We’re starting a new year, which means many of us are planning ahead for our FTSE 100 investments.
The trouble is, I can’t remember a start to a year when we’ve been more spoiled for choice. We had a lot of superb cheap stocks to pick in 2023. And now, I’d say the stock market outlook is brighter. Yet those cheap shares still look super cheap to me.
So what’s this 10% dividend yield? It’s British American Tobacco (LSE: BATS).
Share price down again
After a surge in 2022, the share price has collapsed again.
The stock’s price-to-earnings (P/E) ratio is now down to a bit over six. For any company that’s not about to go bust, I reckon that could be a steal. So what’s wrong now?
Well, forecasts show a bit of a wobble in the next couple of years. Nothing big, but just a slight fall in earnings.
Has that spooked the market into thinking the inevitable end of the tobacco industry is a bit closer now? Maybe.
Not so bad
But I don’t think I see cause for alarm. The softer forecast for 2024 comes after what looks like a bumper year in 2023. We should have those results on 9 February.
And I think fears for the decline of the industry are overdone. I was hearing the same 10 years ago, and the years since have brought more profit growth and big dividends.
There’s an ethical thing too, and that does concern me — each of us, of course, needs to decide on that for ourselves.
But I do like the way the firm is putting so much into new kinds of products. In a December update, CEO Tadeu Marroco said: “We now expect New Categories to be broadly breakeven in 2023, two years ahead of our original target.” That’s impressive.
Outlook
In fact, the whole thing was big on this ‘Building a Smokeless World’ drive, and the board aims to get 50% of revenue from non-combustibles by 2035.

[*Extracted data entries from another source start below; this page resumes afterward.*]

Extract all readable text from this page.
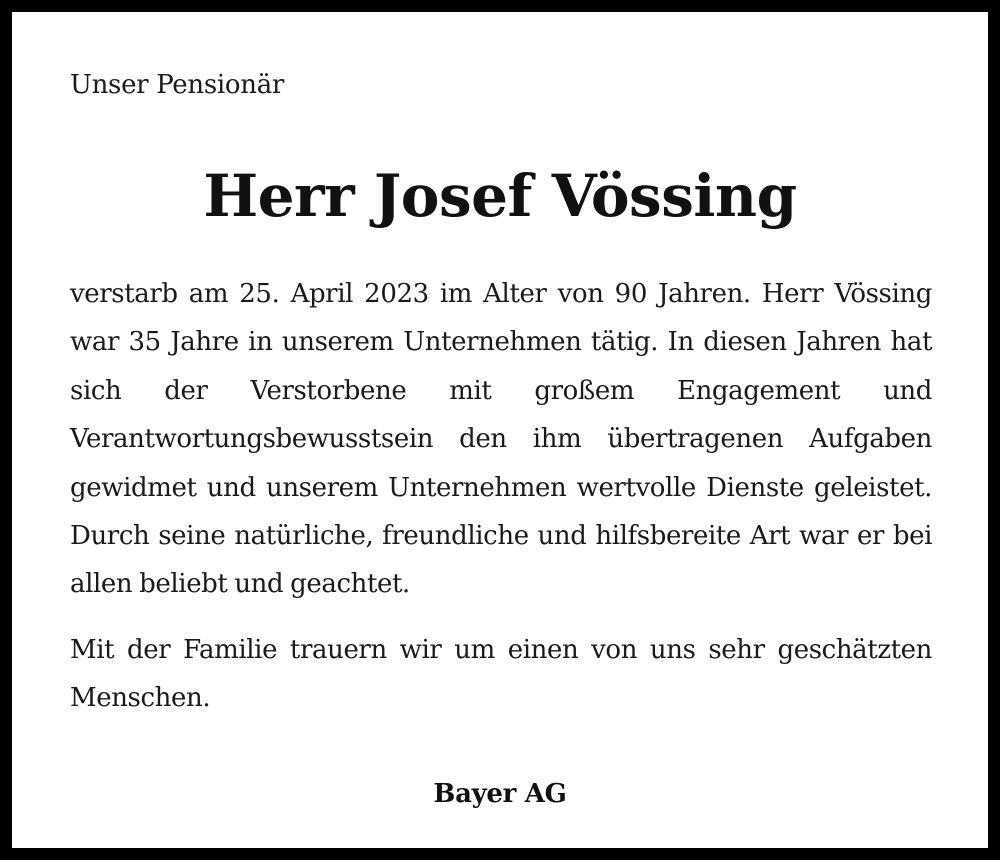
Unser Pensionär
Herr Josef Vössing

verstarb am 25. April 2023 im Alter von 90 Jahren. Herr Vössing war 35 Jahre in unserem Unternehmen tätig. In diesen Jahren hat sich der Verstorbene mit großem Engagement und Verantwortungsbewusstsein den ihm übertragenen Aufgaben gewidmet und unserem Unternehmen wertvolle Dienste geleistet. Durch seine natürliche, freundliche und hilfsbereite Art war er bei allen beliebt und geachtet.

Mit der Familie trauern wir um einen von uns sehr geschätzten Menschen.

Bayer AG
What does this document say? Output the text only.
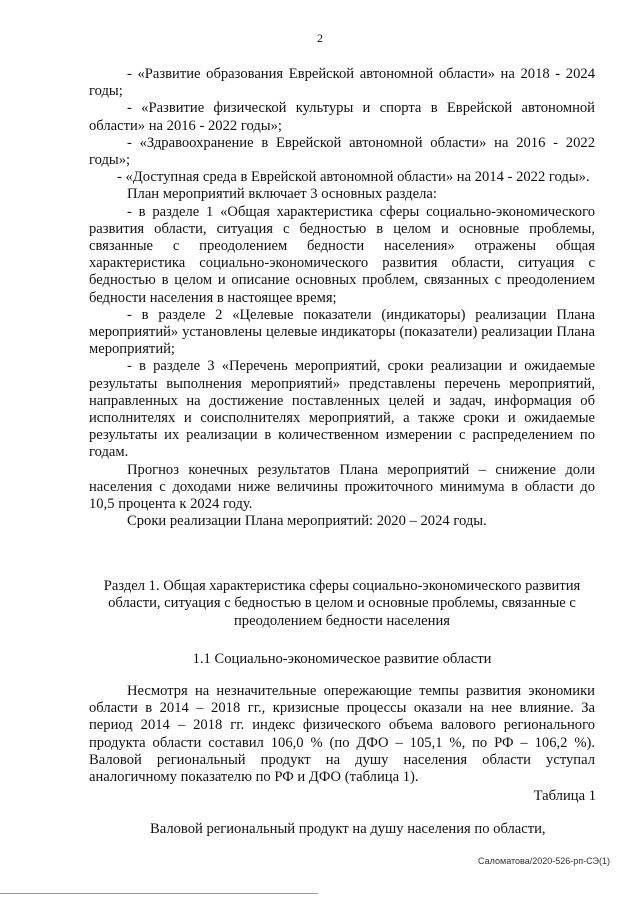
2

- «Развитие образования Еврейской автономной области» на 2018 - 2024 годы;

- «Развитие физической культуры и спорта в Еврейской автономной области» на 2016 - 2022 годы»;

- «Здравоохранение в Еврейской автономной области» на 2016 - 2022 годы»;

- «Доступная среда в Еврейской автономной области» на 2014 - 2022 годы».

План мероприятий включает 3 основных раздела:

- в разделе 1 «Общая характеристика сферы социально-экономического развития области, ситуация с бедностью в целом и основные проблемы, связанные с преодолением бедности населения» отражены общая характеристика социально-экономического развития области, ситуация с бедностью в целом и описание основных проблем, связанных с преодолением бедности населения в настоящее время;

- в разделе 2 «Целевые показатели (индикаторы) реализации Плана мероприятий» установлены целевые индикаторы (показатели) реализации Плана мероприятий;

- в разделе 3 «Перечень мероприятий, сроки реализации и ожидаемые результаты выполнения мероприятий» представлены перечень мероприятий, направленных на достижение поставленных целей и задач, информация об исполнителях и соисполнителях мероприятий, а также сроки и ожидаемые результаты их реализации в количественном измерении с распределением по годам.

Прогноз конечных результатов Плана мероприятий – снижение доли населения с доходами ниже величины прожиточного минимума в области до 10,5 процента к 2024 году.

Сроки реализации Плана мероприятий: 2020 – 2024 годы.

Раздел 1. Общая характеристика сферы социально-экономического развития области, ситуация с бедностью в целом и основные проблемы, связанные с преодолением бедности населения
1.1 Социально-экономическое развитие области

Несмотря на незначительные опережающие темпы развития экономики области в 2014 – 2018 гг., кризисные процессы оказали на нее влияние. За период 2014 – 2018 гг. индекс физического объема валового регионального продукта области составил 106,0 % (по ДФО – 105,1 %, по РФ – 106,2 %). Валовой региональный продукт на душу населения области уступал аналогичному показателю по РФ и ДФО (таблица 1).

Таблица 1
Валовой региональный продукт на душу населения по области,
Саломатова/2020-526-рп-СЭ(1)
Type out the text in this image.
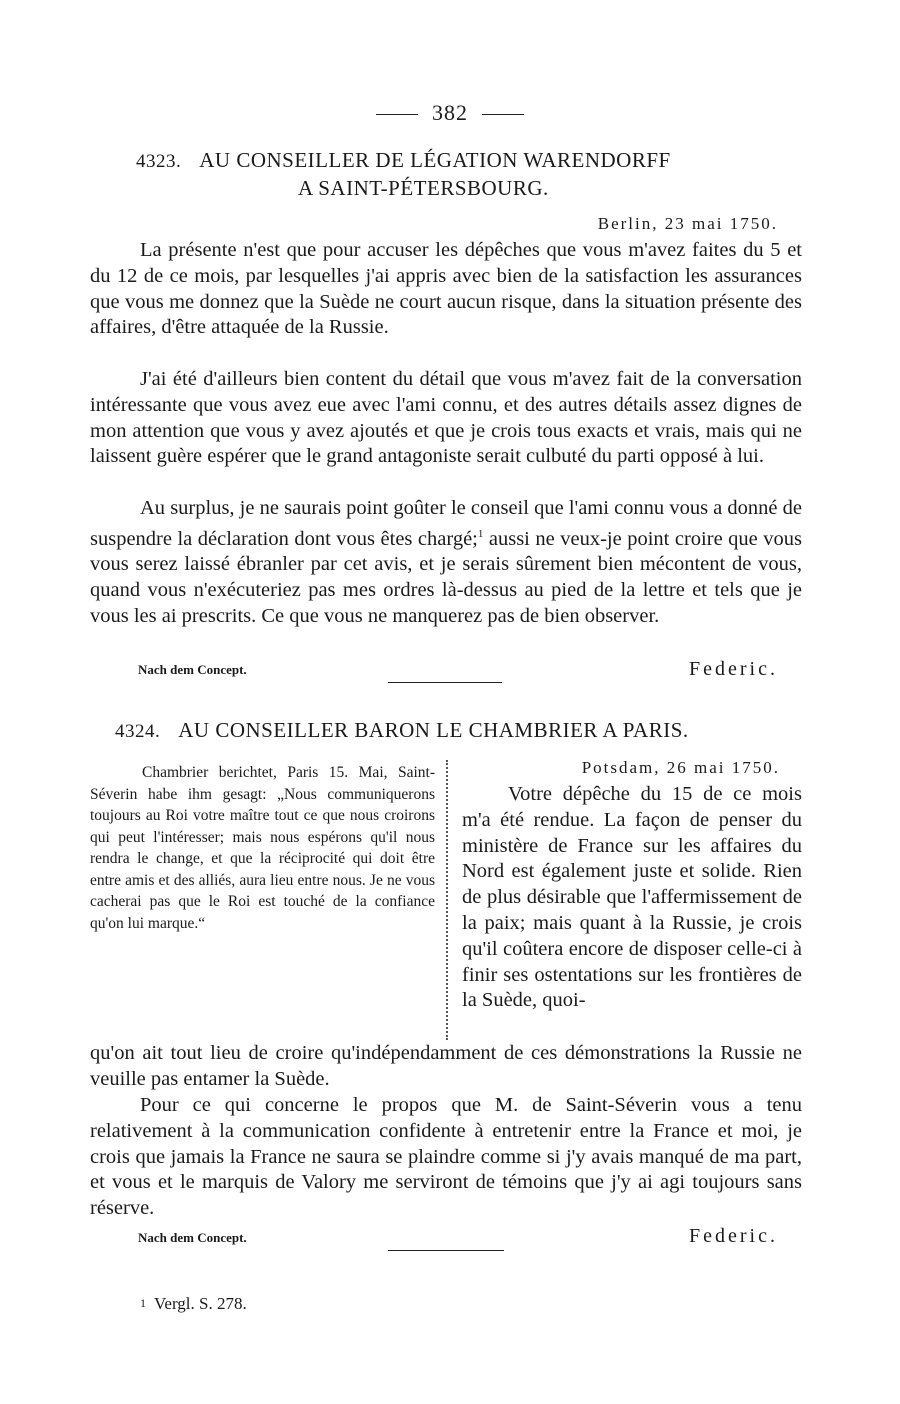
382
4323. AU CONSEILLER DE LÉGATION WARENDORFF
A SAINT-PÉTERSBOURG.
Berlin, 23 mai 1750.
La présente n'est que pour accuser les dépêches que vous m'avez faites du 5 et du 12 de ce mois, par lesquelles j'ai appris avec bien de la satisfaction les assurances que vous me donnez que la Suède ne court aucun risque, dans la situation présente des affaires, d'être attaquée de la Russie.
J'ai été d'ailleurs bien content du détail que vous m'avez fait de la conversation intéressante que vous avez eue avec l'ami connu, et des autres détails assez dignes de mon attention que vous y avez ajoutés et que je crois tous exacts et vrais, mais qui ne laissent guère espérer que le grand antagoniste serait culbuté du parti opposé à lui.
Au surplus, je ne saurais point goûter le conseil que l'ami connu vous a donné de suspendre la déclaration dont vous êtes chargé;$^1$ aussi ne veux-je point croire que vous vous serez laissé ébranler par cet avis, et je serais sûrement bien mécontent de vous, quand vous n'exécuteriez pas mes ordres là-dessus au pied de la lettre et tels que je vous les ai prescrits. Ce que vous ne manquerez pas de bien observer.
Nach dem Concept.	Federic.
4324. AU CONSEILLER BARON LE CHAMBRIER A PARIS.
Chambrier berichtet, Paris 15. Mai, Saint-Séverin habe ihm gesagt: „Nous communiquerons toujours au Roi votre maître tout ce que nous croirons qui peut l'intéresser; mais nous espérons qu'il nous rendra le change, et que la réciprocité qui doit être entre amis et des alliés, aura lieu entre nous. Je ne vous cacherai pas que le Roi est touché de la confiance qu'on lui marque.“
Potsdam, 26 mai 1750.
Votre dépêche du 15 de ce mois m'a été rendue. La façon de penser du ministère de France sur les affaires du Nord est également juste et solide. Rien de plus désirable que l'affermissement de la paix; mais quant à la Russie, je crois qu'il coûtera encore de disposer celle-ci à finir ses ostentations sur les frontières de la Suède, quoi-
qu'on ait tout lieu de croire qu'indépendamment de ces démonstrations la Russie ne veuille pas entamer la Suède.
Pour ce qui concerne le propos que M. de Saint-Séverin vous a tenu relativement à la communication confidente à entretenir entre la France et moi, je crois que jamais la France ne saura se plaindre comme si j'y avais manqué de ma part, et vous et le marquis de Valory me serviront de témoins que j'y ai agi toujours sans réserve.
Nach dem Concept.	Federic.
1 Vergl. S. 278.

It also said: “We will continue to reward shareholders through our strong cash returns, including our progressive dividend, and, once the middle of our leverage range is reached, we will evaluate all opportunities to return excess cash to our shareholders.“
That bodes well for the headline 10% dividend yield. Analysts seem to think it will rise a bit in the next two years too. They have it at 11% by 2025.
Bottom line
Now, I can’t ignore the risk here. There’s the long-term risk to the business, even with the shift to new product types. In the time between now and 2035, and that 50% revenue aim, who knows what might happen?
I also see a fair chance we could be in for a long spell of weak British American share prices, through market fears. That P/E of six could be here for some time… or even fall.
But the 10% dividend does look good to me. I put this in my top five FTSE 100 candidates.